If you, like me, often turn to science fiction to get more clarity about the present, past, and future, then you know you’re in good company with multiple-award-winning sci-fi author Octavia Butler. The novelist cast her gaze over it all, looking into the dark corners of American life and human behavior and drawing out stories that feel both shockingly new and familiar and true.
Sometimes Butler’s truths are hard to hear, especially when we’re living in the midst of a time she foresaw with such seeming accuracy thirty years ago in her Parable novels, two books meant to be the first parts of a trilogy about America’s greed, cruelty, and racism swallowing up its good intentions and inflated self-image.
Parable of the Sower and Parable of the Talents are, as Butler described them, “novels that take place in a near future of increasing drug addiction and illiteracy, marked by the popularity of prisons and the unpopularity of public schools, the vast and growing gap between the rich and everyone else, and the whole nasty family of problems brought on by global warming.”
These problems include the return of debt slavery, a particularly nasty strain of Christian nationalism, and a vague but devastating environmental collapse from which there is no return. But these are also novels about hope: about survival and adaptation and empathy. Butler may have invented the plots of her post-apocalyptic future, but “I didn’t make up the problems,” she once told a student.

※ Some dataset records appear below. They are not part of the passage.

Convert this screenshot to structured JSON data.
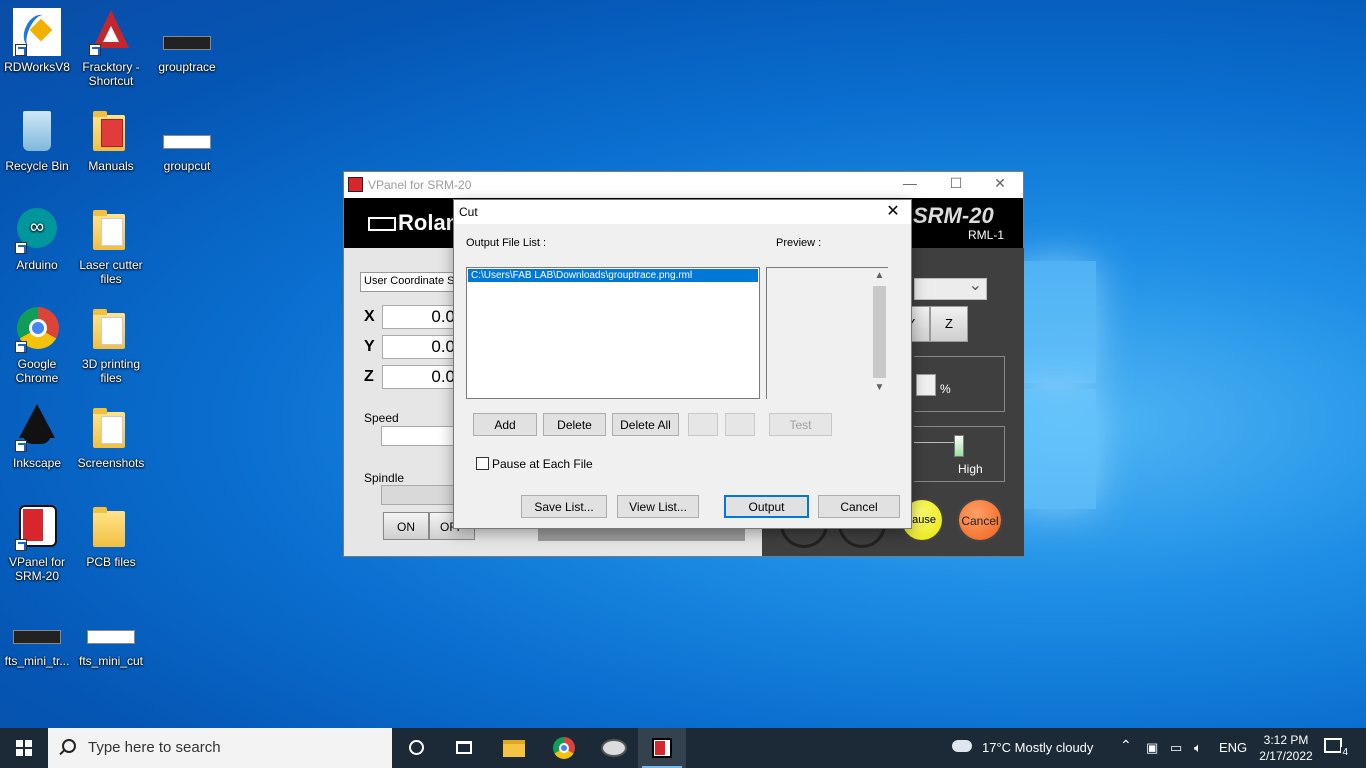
{
  "desktop": {
    "icons": [
      {
        "label": "RDWorksV8"
      },
      {
        "label": "Fracktory - Shortcut"
      },
      {
        "label": "grouptrace"
      },
      {
        "label": "Recycle Bin"
      },
      {
        "label": "Manuals"
      },
      {
        "label": "groupcut"
      },
      {
        "label": "Arduino"
      },
      {
        "label": "Laser cutter files"
      },
      {
        "label": "Google Chrome"
      },
      {
        "label": "3D printing files"
      },
      {
        "label": "Inkscape"
      },
      {
        "label": "Screenshots"
      },
      {
        "label": "VPanel for SRM-20"
      },
      {
        "label": "PCB files"
      },
      {
        "label": "fts_mini_tr..."
      },
      {
        "label": "fts_mini_cut"
      }
    ]
  },
  "vpanel": {
    "title": "VPanel for SRM-20",
    "brand": "Roland",
    "model": "SRM-20",
    "submodel": "RML-1",
    "coord_system": "User Coordinate System",
    "axes": [
      {
        "axis": "X",
        "value": "0.0"
      },
      {
        "axis": "Y",
        "value": "0.0"
      },
      {
        "axis": "Z",
        "value": "0.0"
      }
    ],
    "speed_label": "Speed",
    "spindle_label": "Spindle",
    "on_label": "ON",
    "off_label": "OFF",
    "y_btn": "Y",
    "z_btn": "Z",
    "percent": "%",
    "high_label": "High",
    "pause_label": "Pause",
    "cancel_label": "Cancel"
  },
  "cut_dialog": {
    "title": "Cut",
    "output_list_label": "Output File List :",
    "preview_label": "Preview :",
    "files": [
      "C:\\Users\\FAB LAB\\Downloads\\grouptrace.png.rml"
    ],
    "buttons": {
      "add": "Add",
      "delete": "Delete",
      "delete_all": "Delete All",
      "test": "Test",
      "save_list": "Save List...",
      "view_list": "View List...",
      "output": "Output",
      "cancel": "Cancel"
    },
    "pause_each_file": "Pause at Each File"
  },
  "taskbar": {
    "search_placeholder": "Type here to search",
    "weather": "17°C  Mostly cloudy",
    "language": "ENG",
    "time": "3:12 PM",
    "date": "2/17/2022",
    "notifications": "4"
  }
}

Science fiction writers aren’t clairvoyant, they’re just better at making observations and speculations. “All I did was look around at the problems we’re neglecting now and give them about 30 years to grow into full-fledged disasters,” said Butler. A perspective that doesn’t also include the whole of human history is bound to miss the mark, she suggested:
Writing novels about the future doesn’t give me any special ability to foretell the future. But it does encourage me to use our past and present behaviors as guides to the kind of world we seem to be creating. The past, for example, is filled with repeating cycles of strength and weakness, wisdom and stupidity, empire and ashes. To study history is to study humanity. And to try to foretell the future without studying history is like trying to learn to read without bothering to learn the alphabet.
Butler goes on to discuss her method for predicting the future—so to speak—which anyone can learn to do with enough study and insight (that’s the hard part). Thom Dunn at Boing Boing has helpfully broken down her essay’s main points into four concise rules:
- Learn from the past
- Respect the law of consequences
- Be aware of your perspective
- Count on the surprises
You can read the full essay here and get to work on your own forecasting abilities. But in order to fully understand Butler’s project, it is essential never to despair. “The one thing that I and my main characters never do when contemplating the future is give up hope,” she writes. In answer to her student’s anguished question, if things are going to get so bad “what’s the answer?” Butler sagely replied, “there isn’t one…. There’s no magic bullet. Instead there are thousands of answers—at least. You can be one of them if you choose to be.”